Publication information |
Source: Missoulian Source type: newspaper Document type: editorial Document title: “Roosevelt Has Been ‘Found’” Author(s): anonymous City of publication: Missoula, Montana Date of publication: 22 September 1901 Volume number: 23 Issue number: 128 Pagination: 4 |
Citation |
“Roosevelt Has Been ‘Found.’” Missoulian 22 Sept. 1901 v23n128: p. 4. |
Transcription |
full text |
Keywords |
Hearst newspapers; yellow journalism; Theodore Roosevelt (editorial cartoons); Theodore Roosevelt (criticism); Frederick Burr Opper; cartoonists; Theodore Roosevelt (assumption of presidency: personal response); McKinley assassination (news coverage: criticism). |
Named persons |
Leon Czolgosz; Marcus Hanna; William McKinley; Benjamin B. Odell, Jr.; Frederick Burr Opper; Theodore Roosevelt. |
Document |
Roosevelt Has Been “Found”
For several weeks previous to the
assassination of President McKinley, the New York Journal, Chicago American
and San Francisco Examiner, three newspapers of the most brilliant saffron hue,
published a series of cartoons representing a searching party out after Vice
President Roosevelt, whom, it was assumed by Caricaturist Opper, had mysteriously
disappeared. The searching party comprised President McKinley, Senator Mark
Hanna, Governor Odell, of New York, and an unidentified person of vigorous physical
proportions, labeled “The Trusts.”
While the political significance of these cartoons
was decidedly weak, their appeal to the basest spirit of discontent with present
industrial conditions of the country was obvious. They taught, not only by picture,
but by libelous words placed in the mouth of the extravagant monstrosities drawn
by Opper, the same doctrine of revolt against the government that has found
its awful climax in the deed of Czolgosz. They appealed to the basest political
passions, and anarchy, itself, does no more than that.

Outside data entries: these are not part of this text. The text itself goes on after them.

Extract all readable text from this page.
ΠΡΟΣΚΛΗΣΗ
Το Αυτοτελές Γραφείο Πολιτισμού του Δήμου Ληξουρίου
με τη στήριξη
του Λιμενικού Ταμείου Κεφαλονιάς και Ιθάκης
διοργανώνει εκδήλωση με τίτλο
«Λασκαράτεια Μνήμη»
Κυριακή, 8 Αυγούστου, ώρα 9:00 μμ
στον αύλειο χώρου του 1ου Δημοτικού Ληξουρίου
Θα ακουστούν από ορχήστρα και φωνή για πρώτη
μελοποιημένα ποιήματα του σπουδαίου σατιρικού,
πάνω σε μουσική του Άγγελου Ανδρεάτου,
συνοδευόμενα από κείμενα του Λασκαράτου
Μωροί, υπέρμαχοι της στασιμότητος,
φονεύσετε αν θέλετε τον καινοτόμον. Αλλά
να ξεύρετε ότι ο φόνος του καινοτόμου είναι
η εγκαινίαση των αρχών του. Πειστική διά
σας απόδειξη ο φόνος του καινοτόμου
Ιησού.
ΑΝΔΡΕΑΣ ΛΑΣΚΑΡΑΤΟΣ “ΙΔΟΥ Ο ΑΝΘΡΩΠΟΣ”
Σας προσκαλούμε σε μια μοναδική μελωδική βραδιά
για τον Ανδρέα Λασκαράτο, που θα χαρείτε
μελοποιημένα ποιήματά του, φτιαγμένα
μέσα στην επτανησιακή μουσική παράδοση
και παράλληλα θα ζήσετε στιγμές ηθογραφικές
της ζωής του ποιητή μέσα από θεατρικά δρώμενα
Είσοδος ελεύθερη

But little the yellow journals mentioned anticipated
the outcome of their illustrated search for Roosevelt. The man has been found.
He was discovered at a time of dire tribulation and sore travail to his country.
Into his hands have been committed the reins of government, and it is a source
of assurance to the nation that so strong a man has been placed in the chair
of the chief executive. To the consternation of yellow journals and anarchistic
editors and artists, Theodore Roosevelt has been “found.”
Today these libelous journals are in the condition
of lachrymose repentance. Their grief is pathetically exploited in sentimental
gush and maudlin sorrow. The editors have, by a great national calamity, been
forced to eat their own scandalous words and for decency’s sake to line up with
the real mourners of the nation. Yet for how long will this “sackclot[h] and
ashes” act be kept up? Will it be a continuous performance or simply an interlude
in their indecent political vaudeville? Time alone can answer these questions,
but it would surprise no one to find the same unclean work permeating their
columns within sixty days.
And for how long must a patient, placid people
endure such assaults on high personal character and the dignity of a great nation?